40/01 Verwaltungsverfahren;
41/02 Staatsbürgerschaft;

Norm

AVG §60;
StbG 1985 §10 Abs1;
StbG 1985 §11;

Betreff

Der Verwaltungsgerichtshof hat durch den Vorsitzenden Senatspräsident Dr. Kremla und die Hofräte Dr. Nowakowski und Dr. Pelant als Richter, im Beisein der Schriftführerin Dr. Stieger, über die Beschwerde der C in L, vertreten durch Dr. Stefan Eigl, Rechtsanwalt in 4020 Linz, Lederergasse 33b, gegen den Bescheid der Oberösterreichischen Landesregierung vom 12. November 2001, Zl. Gem(Stb)-404725/21-2001-Sch, betreffend Verleihung der Staatsbürgerschaft und Erstreckung derselben, zu Recht erkannt:

Spruch

Der angefochtene Bescheid wird wegen Rechtswidrigkeit infolge Verletzung von Verfahrensvorschriften aufgehoben.
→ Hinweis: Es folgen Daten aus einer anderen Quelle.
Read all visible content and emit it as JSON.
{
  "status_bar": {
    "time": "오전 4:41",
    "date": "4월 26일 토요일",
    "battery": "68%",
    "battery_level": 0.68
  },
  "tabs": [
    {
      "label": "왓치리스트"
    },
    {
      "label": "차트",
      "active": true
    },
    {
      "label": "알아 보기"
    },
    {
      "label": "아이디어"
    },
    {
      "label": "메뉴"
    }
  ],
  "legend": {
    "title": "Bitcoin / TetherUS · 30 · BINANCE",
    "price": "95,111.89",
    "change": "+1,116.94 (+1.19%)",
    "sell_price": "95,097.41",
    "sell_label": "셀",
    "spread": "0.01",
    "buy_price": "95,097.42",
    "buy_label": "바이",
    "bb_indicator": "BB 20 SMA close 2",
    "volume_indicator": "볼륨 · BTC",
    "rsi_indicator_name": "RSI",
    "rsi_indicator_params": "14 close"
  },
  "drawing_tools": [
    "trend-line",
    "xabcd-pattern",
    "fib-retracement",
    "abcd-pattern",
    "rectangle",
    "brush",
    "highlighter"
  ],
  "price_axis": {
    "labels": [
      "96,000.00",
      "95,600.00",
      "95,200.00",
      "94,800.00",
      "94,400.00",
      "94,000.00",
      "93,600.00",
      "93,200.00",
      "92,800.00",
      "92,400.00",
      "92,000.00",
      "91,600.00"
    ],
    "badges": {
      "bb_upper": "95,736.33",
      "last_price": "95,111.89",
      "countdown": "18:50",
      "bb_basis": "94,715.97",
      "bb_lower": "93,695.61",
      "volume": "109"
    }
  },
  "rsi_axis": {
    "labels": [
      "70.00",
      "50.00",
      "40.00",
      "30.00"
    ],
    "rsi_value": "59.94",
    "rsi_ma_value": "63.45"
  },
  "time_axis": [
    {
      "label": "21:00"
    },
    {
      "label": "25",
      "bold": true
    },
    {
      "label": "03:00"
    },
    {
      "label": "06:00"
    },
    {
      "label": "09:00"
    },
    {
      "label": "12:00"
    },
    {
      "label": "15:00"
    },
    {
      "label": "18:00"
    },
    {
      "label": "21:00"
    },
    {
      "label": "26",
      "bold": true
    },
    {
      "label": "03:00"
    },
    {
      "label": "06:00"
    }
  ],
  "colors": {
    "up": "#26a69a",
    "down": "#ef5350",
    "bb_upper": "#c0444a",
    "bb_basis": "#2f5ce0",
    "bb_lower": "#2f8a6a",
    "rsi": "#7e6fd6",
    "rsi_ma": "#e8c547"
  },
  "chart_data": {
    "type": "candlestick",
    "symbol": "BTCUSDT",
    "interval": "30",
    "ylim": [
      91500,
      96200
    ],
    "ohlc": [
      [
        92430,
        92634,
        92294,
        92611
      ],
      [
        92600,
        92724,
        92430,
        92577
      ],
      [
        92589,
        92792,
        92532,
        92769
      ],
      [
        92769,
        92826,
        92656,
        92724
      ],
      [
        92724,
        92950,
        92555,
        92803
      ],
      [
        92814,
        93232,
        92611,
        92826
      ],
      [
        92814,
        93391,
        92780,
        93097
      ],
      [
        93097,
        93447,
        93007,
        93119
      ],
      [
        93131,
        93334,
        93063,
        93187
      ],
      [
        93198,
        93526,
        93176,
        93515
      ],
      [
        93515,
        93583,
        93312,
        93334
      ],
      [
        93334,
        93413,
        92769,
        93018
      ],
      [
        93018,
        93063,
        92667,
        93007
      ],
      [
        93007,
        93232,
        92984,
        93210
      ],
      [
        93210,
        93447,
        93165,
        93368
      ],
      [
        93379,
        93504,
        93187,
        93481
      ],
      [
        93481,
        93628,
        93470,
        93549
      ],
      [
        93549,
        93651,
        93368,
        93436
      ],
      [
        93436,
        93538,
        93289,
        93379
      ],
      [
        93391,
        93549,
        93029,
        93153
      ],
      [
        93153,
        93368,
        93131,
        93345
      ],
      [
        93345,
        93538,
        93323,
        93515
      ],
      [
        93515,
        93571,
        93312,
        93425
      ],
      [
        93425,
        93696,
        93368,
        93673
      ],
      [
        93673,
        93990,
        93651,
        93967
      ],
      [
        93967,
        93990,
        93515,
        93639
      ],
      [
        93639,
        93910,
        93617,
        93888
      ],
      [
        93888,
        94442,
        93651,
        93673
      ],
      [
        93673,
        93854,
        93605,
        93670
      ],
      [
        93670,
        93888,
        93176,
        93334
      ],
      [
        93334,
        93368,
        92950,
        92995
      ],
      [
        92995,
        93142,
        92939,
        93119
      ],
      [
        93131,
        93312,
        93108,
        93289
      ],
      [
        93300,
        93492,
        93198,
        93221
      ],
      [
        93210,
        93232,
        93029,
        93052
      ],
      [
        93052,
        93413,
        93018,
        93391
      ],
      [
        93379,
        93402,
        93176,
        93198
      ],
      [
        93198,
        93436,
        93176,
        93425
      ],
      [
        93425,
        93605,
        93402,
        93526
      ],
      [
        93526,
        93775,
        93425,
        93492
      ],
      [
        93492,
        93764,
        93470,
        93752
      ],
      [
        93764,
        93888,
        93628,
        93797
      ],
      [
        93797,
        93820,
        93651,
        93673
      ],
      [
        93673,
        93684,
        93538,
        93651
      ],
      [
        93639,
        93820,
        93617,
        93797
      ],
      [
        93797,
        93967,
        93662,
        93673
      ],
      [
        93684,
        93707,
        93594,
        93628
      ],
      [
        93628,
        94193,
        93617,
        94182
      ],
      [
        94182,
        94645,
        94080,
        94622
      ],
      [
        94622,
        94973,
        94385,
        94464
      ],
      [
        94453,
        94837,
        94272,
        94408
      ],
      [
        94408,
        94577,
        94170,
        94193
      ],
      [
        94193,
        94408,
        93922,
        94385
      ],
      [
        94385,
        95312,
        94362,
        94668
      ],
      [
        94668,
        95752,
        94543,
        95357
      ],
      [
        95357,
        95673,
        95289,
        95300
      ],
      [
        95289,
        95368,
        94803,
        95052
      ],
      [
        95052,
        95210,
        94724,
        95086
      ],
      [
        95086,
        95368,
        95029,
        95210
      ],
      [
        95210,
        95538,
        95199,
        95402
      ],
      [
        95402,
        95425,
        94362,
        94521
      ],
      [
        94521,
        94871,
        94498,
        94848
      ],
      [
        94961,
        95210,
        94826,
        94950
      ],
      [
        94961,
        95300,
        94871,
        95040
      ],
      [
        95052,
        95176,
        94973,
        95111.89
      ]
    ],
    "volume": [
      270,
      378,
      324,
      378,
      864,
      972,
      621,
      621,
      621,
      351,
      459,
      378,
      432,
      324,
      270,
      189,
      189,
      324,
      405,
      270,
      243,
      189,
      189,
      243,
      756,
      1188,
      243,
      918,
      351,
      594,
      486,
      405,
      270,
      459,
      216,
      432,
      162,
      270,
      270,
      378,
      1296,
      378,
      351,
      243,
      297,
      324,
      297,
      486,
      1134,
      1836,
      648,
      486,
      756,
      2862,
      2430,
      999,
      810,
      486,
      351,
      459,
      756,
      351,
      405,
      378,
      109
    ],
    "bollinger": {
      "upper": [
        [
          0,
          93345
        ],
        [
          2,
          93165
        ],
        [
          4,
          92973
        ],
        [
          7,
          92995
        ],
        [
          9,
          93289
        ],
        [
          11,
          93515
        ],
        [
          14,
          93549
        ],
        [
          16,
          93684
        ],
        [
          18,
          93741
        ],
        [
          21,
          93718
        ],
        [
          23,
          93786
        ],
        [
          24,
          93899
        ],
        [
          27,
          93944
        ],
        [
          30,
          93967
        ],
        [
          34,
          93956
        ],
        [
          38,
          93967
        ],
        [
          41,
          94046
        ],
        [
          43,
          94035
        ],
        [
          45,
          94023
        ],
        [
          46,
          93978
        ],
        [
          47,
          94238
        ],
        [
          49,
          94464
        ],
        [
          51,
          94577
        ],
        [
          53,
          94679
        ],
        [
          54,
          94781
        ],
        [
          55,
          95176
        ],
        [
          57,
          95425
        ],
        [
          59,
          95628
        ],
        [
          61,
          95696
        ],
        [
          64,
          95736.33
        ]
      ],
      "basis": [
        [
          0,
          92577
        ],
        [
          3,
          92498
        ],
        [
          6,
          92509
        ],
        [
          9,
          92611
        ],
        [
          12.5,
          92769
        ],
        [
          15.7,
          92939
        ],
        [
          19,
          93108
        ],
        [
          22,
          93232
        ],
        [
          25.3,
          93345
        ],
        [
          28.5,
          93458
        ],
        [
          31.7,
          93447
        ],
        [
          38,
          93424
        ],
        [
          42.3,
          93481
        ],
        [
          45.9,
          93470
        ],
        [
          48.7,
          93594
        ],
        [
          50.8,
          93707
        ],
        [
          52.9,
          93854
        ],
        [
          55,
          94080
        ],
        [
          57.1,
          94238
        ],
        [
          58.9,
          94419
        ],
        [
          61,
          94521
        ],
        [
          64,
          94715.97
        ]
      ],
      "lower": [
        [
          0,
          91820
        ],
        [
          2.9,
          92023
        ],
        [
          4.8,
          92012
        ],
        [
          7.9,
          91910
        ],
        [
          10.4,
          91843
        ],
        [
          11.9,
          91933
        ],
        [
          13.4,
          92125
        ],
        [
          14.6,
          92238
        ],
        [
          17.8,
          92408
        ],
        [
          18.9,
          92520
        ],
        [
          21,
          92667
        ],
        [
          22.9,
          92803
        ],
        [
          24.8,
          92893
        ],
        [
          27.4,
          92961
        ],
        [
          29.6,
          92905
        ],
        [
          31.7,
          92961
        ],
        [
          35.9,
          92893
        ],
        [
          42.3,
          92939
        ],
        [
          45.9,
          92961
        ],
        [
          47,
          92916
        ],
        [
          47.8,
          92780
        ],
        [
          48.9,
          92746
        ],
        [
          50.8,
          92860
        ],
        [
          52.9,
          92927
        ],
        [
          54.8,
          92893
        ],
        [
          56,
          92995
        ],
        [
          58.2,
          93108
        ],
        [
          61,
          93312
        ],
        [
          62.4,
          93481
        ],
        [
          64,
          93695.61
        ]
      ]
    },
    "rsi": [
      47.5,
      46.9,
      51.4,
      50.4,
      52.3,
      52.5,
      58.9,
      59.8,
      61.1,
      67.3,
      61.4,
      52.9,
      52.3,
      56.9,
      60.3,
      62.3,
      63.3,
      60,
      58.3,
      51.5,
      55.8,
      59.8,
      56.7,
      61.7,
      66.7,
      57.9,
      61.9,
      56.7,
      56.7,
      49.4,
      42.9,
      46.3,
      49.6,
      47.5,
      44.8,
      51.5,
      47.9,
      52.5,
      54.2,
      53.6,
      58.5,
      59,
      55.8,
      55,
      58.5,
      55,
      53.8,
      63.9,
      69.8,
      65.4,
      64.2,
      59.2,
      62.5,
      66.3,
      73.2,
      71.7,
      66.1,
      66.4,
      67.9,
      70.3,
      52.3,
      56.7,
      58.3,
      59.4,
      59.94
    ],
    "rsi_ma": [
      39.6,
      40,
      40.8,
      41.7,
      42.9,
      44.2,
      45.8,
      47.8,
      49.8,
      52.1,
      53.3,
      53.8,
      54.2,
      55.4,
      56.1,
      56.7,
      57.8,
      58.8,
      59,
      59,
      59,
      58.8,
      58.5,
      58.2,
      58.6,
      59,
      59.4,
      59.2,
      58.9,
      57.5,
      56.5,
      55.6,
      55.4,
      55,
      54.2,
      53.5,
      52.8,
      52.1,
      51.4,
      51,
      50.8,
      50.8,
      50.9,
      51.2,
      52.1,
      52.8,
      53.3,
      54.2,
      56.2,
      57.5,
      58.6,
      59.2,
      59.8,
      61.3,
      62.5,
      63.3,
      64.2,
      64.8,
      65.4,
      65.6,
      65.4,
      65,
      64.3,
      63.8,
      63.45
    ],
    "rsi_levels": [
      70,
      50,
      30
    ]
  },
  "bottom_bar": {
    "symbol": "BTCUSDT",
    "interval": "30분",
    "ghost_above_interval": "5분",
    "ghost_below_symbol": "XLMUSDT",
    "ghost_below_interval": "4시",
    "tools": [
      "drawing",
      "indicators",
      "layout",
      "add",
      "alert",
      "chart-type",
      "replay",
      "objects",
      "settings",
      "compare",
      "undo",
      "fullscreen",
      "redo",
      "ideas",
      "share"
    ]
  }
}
Das Land Oberösterreich hat der Beschwerdeführerin Aufwendungen in der Höhe von EUR 1.088,-- binnen zwei Wochen bei sonstiger Exekution zu ersetzen.

Begründung

Mit dem angefochtenen Bescheid wies die belangte Behörde den Antrag der Beschwerdeführerin, einer rumänischen Staatsangehörigen, auf Verleihung der österreichischen Staatsbürgerschaft und auf Erstreckung der Verleihung auf ihren minderjährigen Sohn gemäß § 11 iVm §§ 17 und 18 Staatsbürgerschaftsgesetz 1985 (StbG) ab.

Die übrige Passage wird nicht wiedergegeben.